Era una cugina con la pelle bianca e i capelli biondi e le volli subito bene.


***

  Non esiste fanciulla inglese che non apprezzi almeno un po' l'idea di un corteggiamento: non esiste, e sicuramente si veste male, non vuole piacere, non gioca alle frivolezze con veli di stoffa e fiocchi nei capelli. Non ha certamente cappellini di pizzo, né nastri colorati da abbinare all'abito. Sicuramente è una donna destinata a restare sola.
  Per stasera, non avrò la pelle nera. Avrò un ricevimento.
  Ho uno zio che mi ama tanto, una zia che ha imparato a volermi bene e una cugina che sa del mio corteggiatore e lei stessa presto si sposerà.
  Sono una rarità, mi dicono. Sono nera, eppure mi comporto come una signora. So fare un ottimo inchino e suonare davvero molto bene il pianoforte. Mi esercito spesso, amo la musica.
  Il ricevimento di stasera metterà in chiaro che sono una donna adulta, pronta ad affrontare un matrimonio.
  La casa di campagna degli amici di famiglia è una reggia. Svolazzo nel mio abito colorato, leggero come un soffio, e immagino la scena.
La sala ha grandi quadri appesi alle pareti, tutto intorno.
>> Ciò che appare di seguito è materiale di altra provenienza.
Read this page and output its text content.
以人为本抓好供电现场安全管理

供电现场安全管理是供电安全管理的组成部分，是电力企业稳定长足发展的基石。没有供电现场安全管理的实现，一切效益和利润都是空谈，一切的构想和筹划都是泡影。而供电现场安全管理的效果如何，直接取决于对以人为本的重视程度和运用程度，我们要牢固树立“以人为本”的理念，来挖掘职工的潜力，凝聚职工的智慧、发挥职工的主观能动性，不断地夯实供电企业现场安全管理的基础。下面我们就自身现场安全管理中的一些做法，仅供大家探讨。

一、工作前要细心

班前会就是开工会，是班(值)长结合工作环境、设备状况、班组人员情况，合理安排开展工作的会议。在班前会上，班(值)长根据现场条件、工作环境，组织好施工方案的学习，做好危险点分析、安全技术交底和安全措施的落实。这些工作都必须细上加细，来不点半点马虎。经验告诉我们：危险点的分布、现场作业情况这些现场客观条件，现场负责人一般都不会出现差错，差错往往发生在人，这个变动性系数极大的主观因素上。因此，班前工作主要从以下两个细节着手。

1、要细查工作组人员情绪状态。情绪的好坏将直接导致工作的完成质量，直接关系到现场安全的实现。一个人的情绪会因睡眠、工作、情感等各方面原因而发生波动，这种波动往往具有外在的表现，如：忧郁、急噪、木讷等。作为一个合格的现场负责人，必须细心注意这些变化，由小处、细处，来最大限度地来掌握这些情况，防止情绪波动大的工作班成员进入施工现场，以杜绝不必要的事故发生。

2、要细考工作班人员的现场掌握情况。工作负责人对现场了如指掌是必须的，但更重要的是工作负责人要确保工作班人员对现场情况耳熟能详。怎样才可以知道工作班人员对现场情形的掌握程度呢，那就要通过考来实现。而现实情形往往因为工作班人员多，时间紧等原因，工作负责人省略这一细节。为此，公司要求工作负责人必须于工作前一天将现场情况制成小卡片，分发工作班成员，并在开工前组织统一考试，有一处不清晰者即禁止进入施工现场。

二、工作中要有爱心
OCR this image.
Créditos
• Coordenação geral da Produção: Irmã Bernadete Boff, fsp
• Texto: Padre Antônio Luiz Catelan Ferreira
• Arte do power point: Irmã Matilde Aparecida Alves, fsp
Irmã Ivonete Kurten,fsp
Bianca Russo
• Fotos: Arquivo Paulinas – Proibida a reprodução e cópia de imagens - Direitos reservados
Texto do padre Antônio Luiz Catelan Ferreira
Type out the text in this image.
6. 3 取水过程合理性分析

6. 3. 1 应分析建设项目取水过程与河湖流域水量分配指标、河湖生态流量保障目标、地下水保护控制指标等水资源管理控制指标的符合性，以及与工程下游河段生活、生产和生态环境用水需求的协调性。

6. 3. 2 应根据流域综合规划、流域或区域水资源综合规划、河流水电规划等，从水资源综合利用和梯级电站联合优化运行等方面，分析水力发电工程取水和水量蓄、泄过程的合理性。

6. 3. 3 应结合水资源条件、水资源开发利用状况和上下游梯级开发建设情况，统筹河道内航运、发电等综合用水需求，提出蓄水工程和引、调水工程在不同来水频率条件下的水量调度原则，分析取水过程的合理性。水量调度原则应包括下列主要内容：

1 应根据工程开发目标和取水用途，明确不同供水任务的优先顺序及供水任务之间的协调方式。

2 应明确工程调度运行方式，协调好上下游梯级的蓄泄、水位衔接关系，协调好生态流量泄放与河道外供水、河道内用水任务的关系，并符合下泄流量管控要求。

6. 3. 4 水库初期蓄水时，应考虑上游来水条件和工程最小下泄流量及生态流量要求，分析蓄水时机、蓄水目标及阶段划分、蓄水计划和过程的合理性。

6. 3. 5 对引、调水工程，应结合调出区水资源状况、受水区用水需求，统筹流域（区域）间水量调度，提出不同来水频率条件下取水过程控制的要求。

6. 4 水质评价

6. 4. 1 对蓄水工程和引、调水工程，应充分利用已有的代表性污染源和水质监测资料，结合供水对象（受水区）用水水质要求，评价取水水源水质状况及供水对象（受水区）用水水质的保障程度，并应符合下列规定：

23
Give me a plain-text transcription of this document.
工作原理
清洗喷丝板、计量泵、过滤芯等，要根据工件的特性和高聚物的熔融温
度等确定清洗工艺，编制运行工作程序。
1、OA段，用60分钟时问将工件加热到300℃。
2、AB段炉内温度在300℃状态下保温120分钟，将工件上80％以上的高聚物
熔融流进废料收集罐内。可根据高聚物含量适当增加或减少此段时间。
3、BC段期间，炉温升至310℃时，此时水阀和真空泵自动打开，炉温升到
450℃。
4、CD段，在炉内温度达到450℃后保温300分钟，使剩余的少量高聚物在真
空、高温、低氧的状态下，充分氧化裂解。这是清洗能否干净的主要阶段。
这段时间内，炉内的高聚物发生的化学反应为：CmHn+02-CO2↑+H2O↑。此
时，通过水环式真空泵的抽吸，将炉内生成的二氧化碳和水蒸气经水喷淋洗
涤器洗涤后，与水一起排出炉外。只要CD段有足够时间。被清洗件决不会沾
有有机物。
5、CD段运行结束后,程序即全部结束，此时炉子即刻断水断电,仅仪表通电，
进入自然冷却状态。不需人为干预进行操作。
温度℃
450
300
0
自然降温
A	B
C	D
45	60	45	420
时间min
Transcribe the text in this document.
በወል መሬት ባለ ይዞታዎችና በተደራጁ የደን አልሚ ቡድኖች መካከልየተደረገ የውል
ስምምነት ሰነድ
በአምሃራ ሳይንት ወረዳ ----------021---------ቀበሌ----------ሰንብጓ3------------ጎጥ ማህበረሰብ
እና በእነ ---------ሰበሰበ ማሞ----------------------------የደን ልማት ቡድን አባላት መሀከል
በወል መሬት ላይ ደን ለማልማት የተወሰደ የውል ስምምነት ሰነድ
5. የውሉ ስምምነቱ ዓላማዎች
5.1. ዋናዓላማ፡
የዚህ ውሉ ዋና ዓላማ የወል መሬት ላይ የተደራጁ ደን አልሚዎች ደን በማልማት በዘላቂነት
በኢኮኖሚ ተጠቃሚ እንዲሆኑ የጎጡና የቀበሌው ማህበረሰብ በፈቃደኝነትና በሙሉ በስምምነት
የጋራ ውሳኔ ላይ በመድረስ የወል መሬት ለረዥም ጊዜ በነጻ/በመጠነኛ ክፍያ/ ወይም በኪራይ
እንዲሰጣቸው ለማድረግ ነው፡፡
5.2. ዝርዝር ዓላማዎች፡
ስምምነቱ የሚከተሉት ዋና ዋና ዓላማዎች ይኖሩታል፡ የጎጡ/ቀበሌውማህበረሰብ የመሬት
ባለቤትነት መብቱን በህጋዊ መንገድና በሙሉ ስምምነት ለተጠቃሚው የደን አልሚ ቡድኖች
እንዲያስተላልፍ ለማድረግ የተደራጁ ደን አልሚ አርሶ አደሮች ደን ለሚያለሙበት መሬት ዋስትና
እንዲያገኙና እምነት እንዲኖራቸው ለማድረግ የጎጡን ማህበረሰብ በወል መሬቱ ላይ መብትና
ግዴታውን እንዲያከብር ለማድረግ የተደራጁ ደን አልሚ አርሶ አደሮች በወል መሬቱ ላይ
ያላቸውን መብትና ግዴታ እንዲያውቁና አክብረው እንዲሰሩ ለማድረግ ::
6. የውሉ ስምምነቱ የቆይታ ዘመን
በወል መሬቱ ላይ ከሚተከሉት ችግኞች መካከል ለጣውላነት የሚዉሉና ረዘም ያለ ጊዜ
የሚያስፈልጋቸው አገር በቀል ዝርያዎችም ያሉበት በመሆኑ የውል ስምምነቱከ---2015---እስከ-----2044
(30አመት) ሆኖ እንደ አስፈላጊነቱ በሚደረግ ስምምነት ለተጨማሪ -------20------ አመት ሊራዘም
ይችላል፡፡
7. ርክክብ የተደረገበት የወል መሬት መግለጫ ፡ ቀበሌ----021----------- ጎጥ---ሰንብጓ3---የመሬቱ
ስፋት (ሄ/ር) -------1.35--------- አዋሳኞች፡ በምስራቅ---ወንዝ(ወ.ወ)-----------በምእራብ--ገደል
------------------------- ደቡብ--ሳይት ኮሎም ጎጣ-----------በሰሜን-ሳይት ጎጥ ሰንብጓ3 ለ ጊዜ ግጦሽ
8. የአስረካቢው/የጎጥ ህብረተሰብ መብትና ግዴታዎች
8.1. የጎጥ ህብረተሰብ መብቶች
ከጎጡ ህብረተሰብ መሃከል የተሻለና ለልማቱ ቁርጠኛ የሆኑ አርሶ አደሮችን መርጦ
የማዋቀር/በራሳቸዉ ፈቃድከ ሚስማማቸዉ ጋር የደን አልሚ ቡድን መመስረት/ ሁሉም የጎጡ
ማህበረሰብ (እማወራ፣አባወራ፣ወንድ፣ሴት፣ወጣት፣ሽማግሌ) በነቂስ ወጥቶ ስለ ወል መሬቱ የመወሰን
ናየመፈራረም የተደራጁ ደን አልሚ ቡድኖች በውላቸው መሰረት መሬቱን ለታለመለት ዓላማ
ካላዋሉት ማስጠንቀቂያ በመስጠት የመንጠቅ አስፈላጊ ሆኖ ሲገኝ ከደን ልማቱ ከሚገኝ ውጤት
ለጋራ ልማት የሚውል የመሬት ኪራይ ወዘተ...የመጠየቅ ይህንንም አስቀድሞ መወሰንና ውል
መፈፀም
Enormi e maestosi, giganteschi volti che ti osservano e ti entrano dentro, fino nell'anima.
Come sempre faccio, da che ho memoria, mi ritrovo a soffermarmi su quei volti pallidi, perfetti, quella carnagione rosea e chiara.
Mi sento meno donna.
Una volta ho catturato una mosca. Non ci sono mai mosche, nei quadri: solo fiori e frutti e foglie rigogliose.   Ho freddo.
  Mi chiudo nella mia stanza, sono stanca e tremo come un foglia. Chiamo la servitù, che accendano la stufa.
  Uno strano gioco di specchi mi si para davanti.
  Certo, lei è grassa, è tozza e non ha un bel naso.
  E quella pezzuola, per carità, proprio da serva.
  Mi guarda, la balia, e io mi siedo sul letto e le dico di andarsene, non ho bisogno di niente. Serro le labbra e prendo a pettinarmi i miei dannatissimi capelli, maledetti loro. Il pettine si impiglia. Andrò a letto come sempre, scarmigliata, il volto rigato di lacrime e non uscirò dalla mia stanza per nessuna ragione al mondo.
  Mi stendo fra le lenzuola bianche, candide, pulite.
- Non deve pettinarli così.
- Vattene via.
- I capelli, dico. Lasciate che vi mostri come pettinarli.
  Colta nella mia vanità, alzo la testa. Incrocio di nuovo i suoi occhi, e mi vergogno. Avrei dovuto esserci io, al suo posto, vestita di niente, i capelli raccolti, invisibile più che mai.
Le porgo il pettine, e l'avorio di quei denti prende a passare delicatamente nella matassa indistinta di ricci neri che mi cresce sulla testa.
- Dovete iniziare dalle punte, Miss, vedete? E poi, pian piano, salire. Non è difficile, provate.
  Mi alzo dal letto e mi siedo alla specchiera; lentamente, comincio.
- Bravissima! Avete visto?
- Credi che stasera andrà tutto bene?
  La serva di quel grande castello sconosciuto, marmoreo e pieno di quadri fatti di luce pura mi sorride e gioca con le mie ciocche maltrattate, spezzate e nere. Prende un nastro di cotone di un bianco brillante e me lo acconcia fra i capelli, senza rispondere.
Una volta ho catturato una mosca: l'ho racchiusa in un panno di cotone tanto candido che quasi abbagliava.